Question

In a group of children 45 play football, out of which 30 play football only, 28 play hockey, 25 play cricket, out of which 11 play cricket only. Further 7 play cricket and football but not hockey. 5 play football and hockey but not cricket and 10 play football and cricket both.
Represent the following in a Venn diagram and find :
1) How many children play all the three games?
2) How many children play hockey only?
3) How many children are there in the group?
4) What is the use of playing sports in our daily life?

Answer 1

Hint:
Here we have to first draw a Venn diagram and then we have to determine the number of children playing a particular game or two games or all three games. For the Venn diagram, we will first draw three circles of football, cricket and hockey. Then we will overlap the circles according to the given data. Then we will answer the rest of the questions with the help of the Venn diagram drawn.

Complete step by step solution:
Let’s write the given data first.
Total number of children plays football along with other games\[ = 25\]
Number of children plays football only \[ = 30\]
Number of children plays football and cricket\[ = 7\]
Number of children plays football and hockey\[ = 5\]
Therefore, Number of children plays football, cricket and hockey\[ = 45 - \left( {30 + 7 + 5} \right) = 3\]
Total number of children plays cricket along with other games\[ = 25\]
Number of children plays cricket only \[ = 11\]
Number of children plays football and cricket\[ = 7\]
Number of children plays football, cricket and hockey\[ = 3\]
Therefore, Number of children plays cricket and hockey\[ = 25 - \left( {11 + 7 + 3} \right) = 4\]
Total number of children plays hockey along with other games\[ = 28\]
Number of children plays hockey and cricket\[ = 4\]
Number of children plays hockey and football\[ = 5\]
Number of children plays football, cricket and hockey\[ = 3\]
Therefore, Number of children plays hockey only\[ = 28 - \left( {4 + 3 + 5} \right) = 16\]
Now we will draw the Venn Diagram.

From the Venn Diagram, we can see that only 3 overlaps all the three games
Number of children plays all the three games\[ = 3\]

Number of children plays hockey only \[ = 16\]
Total number of children
\[ = \](football only\[ + \]cricket only \[ + \] hockey only) +(hockey and football\[ + \] hockey and cricket \[ + \]cricket and football) \[ + \] (football\[\]cricket\[ + \] hockey)
\[ = \left( {30 + 16 + 11} \right) + \left( {7 + 5 + 4} \right) + 3\]
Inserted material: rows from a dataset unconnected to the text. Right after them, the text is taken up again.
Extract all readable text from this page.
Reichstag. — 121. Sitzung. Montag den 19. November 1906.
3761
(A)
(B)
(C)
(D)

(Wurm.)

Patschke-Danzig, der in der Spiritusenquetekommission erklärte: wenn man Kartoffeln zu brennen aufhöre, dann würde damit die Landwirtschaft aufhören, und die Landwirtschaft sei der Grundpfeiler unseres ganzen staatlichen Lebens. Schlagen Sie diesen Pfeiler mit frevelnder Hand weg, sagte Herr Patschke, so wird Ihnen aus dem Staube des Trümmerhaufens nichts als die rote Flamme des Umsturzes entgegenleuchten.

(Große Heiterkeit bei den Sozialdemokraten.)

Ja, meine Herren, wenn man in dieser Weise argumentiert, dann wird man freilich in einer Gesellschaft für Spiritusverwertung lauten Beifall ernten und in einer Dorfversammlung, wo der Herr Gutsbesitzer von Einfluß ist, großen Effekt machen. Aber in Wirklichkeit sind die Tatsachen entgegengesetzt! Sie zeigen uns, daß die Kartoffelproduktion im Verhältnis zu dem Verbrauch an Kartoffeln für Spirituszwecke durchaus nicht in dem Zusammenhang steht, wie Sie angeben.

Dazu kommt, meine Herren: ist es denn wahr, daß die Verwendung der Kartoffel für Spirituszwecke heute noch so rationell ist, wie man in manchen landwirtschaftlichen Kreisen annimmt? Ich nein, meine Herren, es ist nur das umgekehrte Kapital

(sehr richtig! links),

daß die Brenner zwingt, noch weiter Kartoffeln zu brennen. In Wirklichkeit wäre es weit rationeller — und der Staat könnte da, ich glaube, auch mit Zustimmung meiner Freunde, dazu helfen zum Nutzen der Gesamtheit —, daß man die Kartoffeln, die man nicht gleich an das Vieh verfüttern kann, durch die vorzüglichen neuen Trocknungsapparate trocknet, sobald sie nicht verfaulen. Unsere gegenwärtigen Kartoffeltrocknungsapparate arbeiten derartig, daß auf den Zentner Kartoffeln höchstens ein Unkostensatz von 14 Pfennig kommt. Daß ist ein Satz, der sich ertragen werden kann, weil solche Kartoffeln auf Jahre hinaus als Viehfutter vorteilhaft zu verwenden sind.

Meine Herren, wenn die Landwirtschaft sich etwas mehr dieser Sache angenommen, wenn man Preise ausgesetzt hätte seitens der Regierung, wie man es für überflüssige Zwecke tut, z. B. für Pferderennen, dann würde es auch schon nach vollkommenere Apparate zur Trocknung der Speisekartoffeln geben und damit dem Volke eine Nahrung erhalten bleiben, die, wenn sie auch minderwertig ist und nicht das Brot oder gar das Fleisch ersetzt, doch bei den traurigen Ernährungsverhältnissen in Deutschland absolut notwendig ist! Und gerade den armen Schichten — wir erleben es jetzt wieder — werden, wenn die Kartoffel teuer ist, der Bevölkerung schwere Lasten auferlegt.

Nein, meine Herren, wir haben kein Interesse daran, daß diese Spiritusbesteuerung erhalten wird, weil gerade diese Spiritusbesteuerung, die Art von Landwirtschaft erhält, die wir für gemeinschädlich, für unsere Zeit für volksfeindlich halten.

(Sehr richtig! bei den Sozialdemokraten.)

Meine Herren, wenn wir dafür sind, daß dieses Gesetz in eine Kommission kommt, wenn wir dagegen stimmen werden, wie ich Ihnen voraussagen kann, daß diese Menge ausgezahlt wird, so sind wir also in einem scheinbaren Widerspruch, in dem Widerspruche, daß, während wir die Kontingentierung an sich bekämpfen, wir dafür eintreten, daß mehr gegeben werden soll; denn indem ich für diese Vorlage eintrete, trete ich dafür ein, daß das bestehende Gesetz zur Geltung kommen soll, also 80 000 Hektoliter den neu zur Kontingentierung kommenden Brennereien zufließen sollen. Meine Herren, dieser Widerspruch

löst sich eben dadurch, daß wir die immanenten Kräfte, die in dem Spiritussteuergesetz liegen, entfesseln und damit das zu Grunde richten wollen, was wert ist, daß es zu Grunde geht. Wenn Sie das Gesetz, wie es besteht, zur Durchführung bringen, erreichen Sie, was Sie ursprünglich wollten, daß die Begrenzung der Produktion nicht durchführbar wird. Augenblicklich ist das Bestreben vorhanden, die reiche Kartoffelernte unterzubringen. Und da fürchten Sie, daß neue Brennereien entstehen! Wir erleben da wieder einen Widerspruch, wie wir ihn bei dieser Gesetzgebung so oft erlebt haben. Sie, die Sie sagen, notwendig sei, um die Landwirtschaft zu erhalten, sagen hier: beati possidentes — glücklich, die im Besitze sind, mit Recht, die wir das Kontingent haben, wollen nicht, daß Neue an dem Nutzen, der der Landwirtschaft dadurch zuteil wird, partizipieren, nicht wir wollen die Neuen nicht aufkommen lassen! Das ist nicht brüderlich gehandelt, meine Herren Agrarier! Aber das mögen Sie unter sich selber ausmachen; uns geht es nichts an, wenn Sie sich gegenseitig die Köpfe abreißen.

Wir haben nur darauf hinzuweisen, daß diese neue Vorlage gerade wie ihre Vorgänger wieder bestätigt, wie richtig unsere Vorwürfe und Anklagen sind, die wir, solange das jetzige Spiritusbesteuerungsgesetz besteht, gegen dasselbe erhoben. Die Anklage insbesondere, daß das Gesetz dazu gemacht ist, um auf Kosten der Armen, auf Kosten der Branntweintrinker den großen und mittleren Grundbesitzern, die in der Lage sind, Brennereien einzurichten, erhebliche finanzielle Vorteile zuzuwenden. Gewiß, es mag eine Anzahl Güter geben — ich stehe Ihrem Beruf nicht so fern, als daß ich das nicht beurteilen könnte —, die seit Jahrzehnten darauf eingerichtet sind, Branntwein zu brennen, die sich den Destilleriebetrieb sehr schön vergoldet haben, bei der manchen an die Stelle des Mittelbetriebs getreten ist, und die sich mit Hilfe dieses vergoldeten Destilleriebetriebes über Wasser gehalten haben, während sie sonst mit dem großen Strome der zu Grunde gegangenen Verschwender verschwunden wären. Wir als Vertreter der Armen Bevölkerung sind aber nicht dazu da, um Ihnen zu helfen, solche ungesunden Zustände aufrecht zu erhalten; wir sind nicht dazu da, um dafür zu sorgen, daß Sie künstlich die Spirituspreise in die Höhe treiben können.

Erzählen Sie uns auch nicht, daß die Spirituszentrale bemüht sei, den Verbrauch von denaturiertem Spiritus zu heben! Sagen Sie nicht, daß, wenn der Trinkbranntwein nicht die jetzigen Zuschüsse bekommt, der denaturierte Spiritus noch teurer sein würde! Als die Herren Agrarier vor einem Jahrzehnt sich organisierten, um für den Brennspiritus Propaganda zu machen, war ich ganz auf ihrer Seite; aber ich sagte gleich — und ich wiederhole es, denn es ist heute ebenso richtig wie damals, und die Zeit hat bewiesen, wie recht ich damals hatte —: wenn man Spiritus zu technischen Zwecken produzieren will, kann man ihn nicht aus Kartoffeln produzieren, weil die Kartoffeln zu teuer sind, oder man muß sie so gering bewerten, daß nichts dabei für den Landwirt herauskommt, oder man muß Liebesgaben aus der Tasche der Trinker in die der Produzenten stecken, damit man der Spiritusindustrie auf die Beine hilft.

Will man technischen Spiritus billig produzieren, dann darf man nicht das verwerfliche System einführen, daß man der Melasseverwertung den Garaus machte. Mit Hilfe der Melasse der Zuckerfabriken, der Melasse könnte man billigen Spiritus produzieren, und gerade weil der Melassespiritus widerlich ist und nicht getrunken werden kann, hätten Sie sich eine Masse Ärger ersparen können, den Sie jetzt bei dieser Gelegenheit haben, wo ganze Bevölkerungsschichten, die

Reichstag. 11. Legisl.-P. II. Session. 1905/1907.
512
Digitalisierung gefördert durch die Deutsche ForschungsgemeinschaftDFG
After simplification, we get
Total number of children \[ = {\rm{ 76}}\]
Benefits of playing sports in our daily life are:-
We can maintain our weight by playing sports.
Sports reduce the chances of breast cancer in our life.
It makes us fit and healthy.

Note:
Here we have drawn a Venn diagram to represent the number of children in different games. A Venn diagram is a way of representing different groups of things using circles. If the circles overlap then it shows the commonality between these groups otherwise not. It is an easy way to find out the number of people enrolled in different activities.